Case interviews require in-depth qualitative and quantitative problem-solving skills in a tense interview setting. Being able to remain calm under pressure and communicate effectively is not an easy task. No matter where you are starting from, the only way to get better is practice. When practicing case interviews, there are three key points to pay attention to:

  • Practice with Your Peers: It would be ideal to practice with someone you have never worked with or peers who are experienced in case interviews so they can tell you what you need to improve and put you on the right track. Try to practice in a setting you are not familiar with to prepare you for the real interview. Have the person interviewing you really dig into your responses and force you to defend your thoughts. All Foster students have access to Case Coach, where you can schedule mock case interviews with others.

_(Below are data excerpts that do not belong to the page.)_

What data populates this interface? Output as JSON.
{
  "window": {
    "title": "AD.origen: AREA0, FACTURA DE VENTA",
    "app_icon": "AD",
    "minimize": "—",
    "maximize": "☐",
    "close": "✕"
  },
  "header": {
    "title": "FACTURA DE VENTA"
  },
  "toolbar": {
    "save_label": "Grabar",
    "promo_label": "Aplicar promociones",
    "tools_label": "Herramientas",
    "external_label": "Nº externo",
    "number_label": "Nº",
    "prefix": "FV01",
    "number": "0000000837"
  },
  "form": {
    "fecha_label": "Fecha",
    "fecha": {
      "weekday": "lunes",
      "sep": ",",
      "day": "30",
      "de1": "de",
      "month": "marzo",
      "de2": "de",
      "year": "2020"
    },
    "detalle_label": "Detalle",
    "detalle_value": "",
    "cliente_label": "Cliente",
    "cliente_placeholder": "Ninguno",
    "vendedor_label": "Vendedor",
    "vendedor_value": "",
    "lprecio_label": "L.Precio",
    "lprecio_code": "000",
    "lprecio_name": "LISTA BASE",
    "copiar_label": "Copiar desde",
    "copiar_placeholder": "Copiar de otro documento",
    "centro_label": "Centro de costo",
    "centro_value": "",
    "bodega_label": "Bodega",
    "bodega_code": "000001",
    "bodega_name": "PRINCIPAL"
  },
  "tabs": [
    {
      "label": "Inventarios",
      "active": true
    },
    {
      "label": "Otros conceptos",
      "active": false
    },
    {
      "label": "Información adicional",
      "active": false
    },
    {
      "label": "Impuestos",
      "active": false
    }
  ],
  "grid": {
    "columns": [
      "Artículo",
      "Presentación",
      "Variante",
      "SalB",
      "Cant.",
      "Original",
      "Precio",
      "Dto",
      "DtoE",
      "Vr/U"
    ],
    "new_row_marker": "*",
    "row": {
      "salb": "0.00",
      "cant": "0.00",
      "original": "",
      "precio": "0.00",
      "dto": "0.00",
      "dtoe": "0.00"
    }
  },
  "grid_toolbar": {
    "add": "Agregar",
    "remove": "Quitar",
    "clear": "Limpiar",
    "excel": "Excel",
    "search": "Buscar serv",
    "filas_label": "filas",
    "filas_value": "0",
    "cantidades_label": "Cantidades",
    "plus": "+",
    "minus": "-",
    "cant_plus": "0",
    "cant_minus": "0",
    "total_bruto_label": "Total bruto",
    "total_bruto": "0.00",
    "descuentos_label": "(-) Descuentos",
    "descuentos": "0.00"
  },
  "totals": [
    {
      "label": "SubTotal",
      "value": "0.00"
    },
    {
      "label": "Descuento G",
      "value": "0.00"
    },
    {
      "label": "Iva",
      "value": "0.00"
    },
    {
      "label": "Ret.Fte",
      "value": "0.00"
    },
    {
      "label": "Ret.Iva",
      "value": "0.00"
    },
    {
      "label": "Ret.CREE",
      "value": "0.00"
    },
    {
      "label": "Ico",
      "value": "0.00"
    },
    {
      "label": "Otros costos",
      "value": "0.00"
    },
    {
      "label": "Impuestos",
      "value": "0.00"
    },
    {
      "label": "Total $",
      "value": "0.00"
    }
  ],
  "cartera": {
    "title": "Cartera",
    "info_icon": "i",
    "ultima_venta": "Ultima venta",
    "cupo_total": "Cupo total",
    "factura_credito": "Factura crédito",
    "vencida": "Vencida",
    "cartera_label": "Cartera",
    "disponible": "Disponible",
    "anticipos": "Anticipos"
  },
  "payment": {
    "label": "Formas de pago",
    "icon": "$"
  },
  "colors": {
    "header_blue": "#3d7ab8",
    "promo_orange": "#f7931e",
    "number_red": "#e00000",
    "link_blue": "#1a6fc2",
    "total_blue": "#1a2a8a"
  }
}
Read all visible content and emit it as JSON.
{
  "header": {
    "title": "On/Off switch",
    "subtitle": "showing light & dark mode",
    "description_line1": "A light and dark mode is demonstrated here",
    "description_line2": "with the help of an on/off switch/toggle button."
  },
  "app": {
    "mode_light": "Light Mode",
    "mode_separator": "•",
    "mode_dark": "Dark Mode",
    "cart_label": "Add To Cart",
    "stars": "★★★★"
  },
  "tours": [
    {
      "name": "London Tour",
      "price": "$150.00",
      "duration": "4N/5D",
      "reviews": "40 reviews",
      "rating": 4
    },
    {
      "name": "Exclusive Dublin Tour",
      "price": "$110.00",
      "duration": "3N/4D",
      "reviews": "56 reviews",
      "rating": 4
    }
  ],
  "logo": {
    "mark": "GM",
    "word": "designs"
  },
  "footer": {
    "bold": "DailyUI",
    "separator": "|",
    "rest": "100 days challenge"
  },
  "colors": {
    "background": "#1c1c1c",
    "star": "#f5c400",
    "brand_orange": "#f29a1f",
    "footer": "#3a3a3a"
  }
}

  • Focus on Skill Sets: It is important to focus on specific skill sets when you practice with others. First, do an assessment to determine which skill sets to focus on, whether it is flameworking, summarizing information, mental math, charts, or market sizing. After you identified the areas to improve, you should find cases that specifically test that skill set. For example, Rocket Blocks is a great online resource for case preparation that allows you to perfect a skill set. Some of my favorite case books are Case in Point, Interview Math, and Harvard 2011 case book. In the meantime, remember no matter how much you practice, being able to communicate your thought process effectively to the interviewer is the key.
  • Look into Consulting Company Content: Most consulting companies publish content to help applicants prepare for case interviews. You should always go onto the company’s website to get familiar with the company’s case interview format. By doing this, you will learn the case interview format if it is interviewer or interviewee led case, and whether the case format is Q&A, PowerPoint, or present in front of executives. In this way, it will reduce your stress when you know what to expect during the case interview and prevent unexpected surprises. Many firms also offer case interview workshops, some as early as Spring Quarter. You can also reach out to alums at a company you are interviewing with to help with mock case interviews to best prepare yourself for the case interview.

Practice makes perfect. All Foster students can login with UW Credentials to access practice cases, case interview training videos and more in Case Coach. To practice case interviews and get ready for consulting recruiting, you can attend the Management Consulted Training on 5/11 and Early Recruiting Prep summit on 5/28 to get a head start on your consulting recruiting preparation. Additionally, there is a consulting blog that Career & Internship posted recently featuring an alum to learn from his experience. Everything I mentioned above, from joining RSOs, taking a consulting course, to having coffee chats with alumni, are valuable experiences that provide you a sneak peek into the real consulting world. Going through the consulting recruiting is not an easy process, but you will learn so much about yourself, gain knowledge about different industries, and become a better communicator and problem-solver throughout the process! Hope this helps and best of luck in the recruiting process!